On March 14-16, the EastWest Institute (EWI), in partnership with the University of California, Berkeley Center for Long-Term Cybersecurity, hosted a summit featuring over 200 government officials, industry experts, academics, and activists from 30 countries. They met to identify areas of closer collaboration on attacks and sharing of threat information between corporations, governments, and other stakeholders that play a critical role in defending cyberspace.
Peter Altabef, president and CEO of Unisys, delivered a keynote focusing on Smart Cities, and the steps required to keep digital assets and communities safe, securing a balance between four factors: cybersecurity, personal safety, health, and infrastructure. Francis Fukuyama of Stanford University was featured in a discussion on trust in cybersecurity and explored the phenomenon of fake news, what he described as “today’s wild west of information sharing.”
Since 2009, EWI has brought together international actors through its Global Cyberspace Cooperation Summits, aiming to coordinate and consolidate progress, showcase results, and promote collective action. The summits provide a crucial forum for building international, private-public actions to foster international cooperation in cyberspace and norms of responsible behavior.
What makes the EWI summits unique is their emphasis on two areas: fostering robust debate that underscores the aspect of cooperation and finds common ground, and the impactful and results driven role of breakthrough groups, each of which focuses on a key aspect of the cybersecurity dialogue.

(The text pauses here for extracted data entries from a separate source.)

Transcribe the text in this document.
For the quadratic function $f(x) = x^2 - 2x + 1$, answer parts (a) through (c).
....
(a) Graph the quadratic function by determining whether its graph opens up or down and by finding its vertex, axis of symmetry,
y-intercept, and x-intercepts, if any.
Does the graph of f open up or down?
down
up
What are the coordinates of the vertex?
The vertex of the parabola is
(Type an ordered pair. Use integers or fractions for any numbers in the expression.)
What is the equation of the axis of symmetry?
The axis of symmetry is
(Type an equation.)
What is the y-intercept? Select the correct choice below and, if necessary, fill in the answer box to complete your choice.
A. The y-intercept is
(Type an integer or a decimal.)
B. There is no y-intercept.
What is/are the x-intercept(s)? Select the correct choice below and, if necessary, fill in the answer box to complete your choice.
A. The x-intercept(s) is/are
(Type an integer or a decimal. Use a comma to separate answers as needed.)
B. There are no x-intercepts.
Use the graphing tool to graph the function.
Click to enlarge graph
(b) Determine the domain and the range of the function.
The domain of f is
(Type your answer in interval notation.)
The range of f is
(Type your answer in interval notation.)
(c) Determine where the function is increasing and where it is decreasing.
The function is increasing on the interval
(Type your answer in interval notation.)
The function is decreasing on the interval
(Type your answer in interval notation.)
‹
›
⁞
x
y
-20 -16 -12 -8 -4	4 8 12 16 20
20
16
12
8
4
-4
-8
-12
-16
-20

Moving the Needle: Breakthrough Groups
This year’s groups are designed to advance solutions in five key specific areas: ubiquitous encryption and lawful government access; resilient cities and the internet of things; increasing the global availability and secure use of ICT products and services; systemic risk and cyber insurance; and promoting norms of responsible behavior in cyberspace. Importantly, each has a mandate to ensure progress is measurable, both quantitative and qualitative. One example is the introduction of the ICT Buyers Guide.
Each breakthrough group affords debate, the exchange of salient information and advocates for recommendations that are practicable. Each includes the participation of senior level actors representing the private and public sectors so that perspectives and challenges are heard and acknowledged. The discussion was colored by the widely acknowledged sense that firms are increasingly on the front lines of cyberspace security, including defending against state-sponsored cyberattacks.
On the final day, Latha Reddy, former deputy national security advisor of India, chaired a panel on breakthrough group findings. Each group presented conclusions and next programmatic steps and received comments from a distinguished expert panel.
Valuing Contrasting Voices
Over the three days, the aspect of varied opinions and experiences cannot be overstated. In fact, it defines the spirit and purpose of the event—defining and appreciating the obstacles and unique challenges that must be overcome to foster cooperation in cyberspace. Case in point: the keynote speech delivered by Katherine Getao, ICT Secretary at the Ministry of Information Communications and Technology of Kenya, provided a unique viewpoint from the Global South where there remains a distinct divide as to how developing nations fit in the context of the cybersecurity dialogue, and their continued relevance. To this end, Getao recommended that “all nations, regardless of geographic position or economic status, reduce adversarial positions and drive trust to help solve one another’s problems.”
Further cementing the multivariate aspect of cybersecurity, the summit introduced audiences to the Global Commission on the Stability of Cyberspace (GCSC). An initiative of the government of the Netherlands, the EastWest Institute, and The Hague Centre for Strategic Studies, the GCSC is the first body of its kind—formed to develop proposals for norms and policies to enhance international cybersecurity and stability. Twenty-eight commissioners representing twelve countries will, over the next three years, work on developing proposals and advocating for their adoption globally.
Marina Kaljurand, former minister of foreign affairs of Estonia and GCSC chair, along with five commissioners, took the stage to convey to audiences the mission and vision of this body. The panel was met with numerous, thoughtful questions regarding its anticipated impact, its role with respect to existing multilateral discussions such as the United Nations group of governmental experts, and policy roadblocks such as the lack of an agreed definition of critical internet infrastructure. As a multistakeholder body, the Commission is uniquely positioned to develop consensus around the rules of the road in cyberspace.
The summit laid the foundation for ongoing cooperation in several areas. For example, we expect, in conjunction with the GCSC, to substantially increase international understanding and buy-in to specific norms of state and corporate behavior, to protect the safety and security of cyberspace as a global platform for governance, commerce, and public and private life in general. On the other hand, the encryption debate has proven to be difficult. EWI maintains the goal to develop recommendations for approaches that balance law enforcement's needs with requirements for business confidentiality and individual data privacy by year's end.